BLACKSBURG, Va. – Virginia Tech is two months into its new initiative aimed at improving students’ mental health.
Demand for counseling services has increased at universities around the country, including at Virginia Tech, where there’s been a 43% jump in the last five years in students seeking services, which far outpaces enrollment growth.
The university is implementing new strategies as a result, with the goal of having the whole university aware of mental health concerns. Leading the way is Dr. Chris Flynn, who has spent decades examining best practices and who used to oversee the Cook Counseling Center.
“A lot of time and energy has gone into this. I think the university has made a commitment,” Flynn said.
He believes the fact that more students are interested in services presents difficulties for all universities.
In 2006, when he started working at Virginia Tech, the budget for counseling resources was a quarter of what it is today. He said, then, he never could have imagined this kind of demand.
“I think that Virginia Tech has worked very hard to maintain an adequate number of mental health professionals to serve the student body,” Flynn said.
Virginia Tech has about one counselor for every 1,000 students, which reaches the preferred end of the nationally recommended level. The school has added 15 full-time counselors in the last four years, bringing its total to 44 at any one time.
The Cook Counseling Center on campus now sees 15% of the student body.
From social media to school shootings, many experiences can lead to anxiety. Flynn feels the main reason more students are seeking counseling is because the stigma surrounding it is going away.
“When I was younger, there was a lot of stigma around seeking mental health services. I think that stigma is has largely disappeared,” he said. “It's easy to pin the blame on smartphones. I don't think that's the full answer to the question.”
He gives credit to parents and school systems for increasing awareness.
Over the last year, the university evaluated the increase in demand.
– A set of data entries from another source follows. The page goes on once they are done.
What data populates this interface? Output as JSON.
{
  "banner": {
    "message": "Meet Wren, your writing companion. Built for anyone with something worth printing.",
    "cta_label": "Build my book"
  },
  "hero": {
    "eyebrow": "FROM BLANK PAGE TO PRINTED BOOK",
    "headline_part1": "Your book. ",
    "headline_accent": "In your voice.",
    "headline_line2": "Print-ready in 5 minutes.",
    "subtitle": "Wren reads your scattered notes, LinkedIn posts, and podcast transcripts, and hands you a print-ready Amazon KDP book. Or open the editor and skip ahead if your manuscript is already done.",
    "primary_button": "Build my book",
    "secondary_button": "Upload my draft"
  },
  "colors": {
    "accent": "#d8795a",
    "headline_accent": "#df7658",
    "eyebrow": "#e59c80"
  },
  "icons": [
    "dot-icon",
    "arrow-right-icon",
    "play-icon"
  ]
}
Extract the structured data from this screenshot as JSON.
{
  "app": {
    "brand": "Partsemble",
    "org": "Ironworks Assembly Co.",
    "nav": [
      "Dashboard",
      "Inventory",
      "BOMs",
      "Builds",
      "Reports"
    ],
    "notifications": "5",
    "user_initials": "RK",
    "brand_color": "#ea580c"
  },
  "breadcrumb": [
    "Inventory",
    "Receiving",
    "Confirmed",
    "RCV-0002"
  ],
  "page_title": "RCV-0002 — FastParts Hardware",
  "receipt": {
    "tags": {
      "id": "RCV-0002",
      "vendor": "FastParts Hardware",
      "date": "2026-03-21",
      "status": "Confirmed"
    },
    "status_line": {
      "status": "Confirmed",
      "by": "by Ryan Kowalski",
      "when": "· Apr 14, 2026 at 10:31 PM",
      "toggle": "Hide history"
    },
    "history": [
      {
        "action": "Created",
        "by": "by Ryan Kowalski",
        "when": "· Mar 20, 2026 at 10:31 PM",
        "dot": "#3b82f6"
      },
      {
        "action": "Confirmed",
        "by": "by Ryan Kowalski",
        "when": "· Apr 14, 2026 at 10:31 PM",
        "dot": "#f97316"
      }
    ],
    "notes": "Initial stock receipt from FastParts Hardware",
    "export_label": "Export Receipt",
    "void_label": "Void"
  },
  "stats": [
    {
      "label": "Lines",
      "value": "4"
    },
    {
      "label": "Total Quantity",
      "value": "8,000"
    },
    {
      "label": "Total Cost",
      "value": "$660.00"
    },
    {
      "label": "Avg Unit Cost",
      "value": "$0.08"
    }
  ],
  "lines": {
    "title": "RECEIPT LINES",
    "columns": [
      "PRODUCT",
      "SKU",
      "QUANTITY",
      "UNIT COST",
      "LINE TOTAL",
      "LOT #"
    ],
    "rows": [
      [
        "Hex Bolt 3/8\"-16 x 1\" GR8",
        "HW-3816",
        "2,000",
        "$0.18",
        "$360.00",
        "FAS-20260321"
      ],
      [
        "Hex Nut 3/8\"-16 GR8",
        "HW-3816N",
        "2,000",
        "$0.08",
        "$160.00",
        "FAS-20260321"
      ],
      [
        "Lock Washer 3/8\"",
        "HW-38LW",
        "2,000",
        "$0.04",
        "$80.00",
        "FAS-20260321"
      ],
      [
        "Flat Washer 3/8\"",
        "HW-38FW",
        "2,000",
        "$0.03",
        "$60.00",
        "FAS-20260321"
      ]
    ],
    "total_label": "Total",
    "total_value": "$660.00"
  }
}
A task force analyzed the issues, brainstormed ideas and came to four basic conclusions it's pushing in an initiative that began this semester.
1) Awareness of resources
Virginia Tech believes there needs to be more awareness among students, parents and staff of the resources that are available. To help spread the word, it’s launched a campaign, which includes highlighting online and self-help material.
2) University policies and procedures
It’s considering changes to university policies and procedures to make them more mental-health friendly.
It wants more education -- working with student groups, teaching mindfulness and pushing prevention.
The school is monitoring the staffing at the Cook Counseling Center, eyeing what adjustments it would need to make if demand continues to increase.
“We want staff, faculty and students, and of course parents, to be able to support one another and have a broad awareness of the issues,” Flynn said.
He believes parents can help, staying aware of potential problems.
“I think parents are doing a terrific job of being much more responsive to their student needs now,” Flynn said.
That includes encouraging their kids to get help if they need it, he said.
Virginia Tech has a few counselors available at all times for a same-day appointment if a student feels they’re in crisis.
The school also learned in its most recent survey that, in the 2017-2018 school year, 18% of students said they wanted to seek counseling. An estimated 17% of students were taking medication for mental health reasons.
The university hopes to increase its efforts in understanding what its students are going through. Flynn said the goal is for the school to conduct a survey each year and to send it to every student instead of just a portion of the population.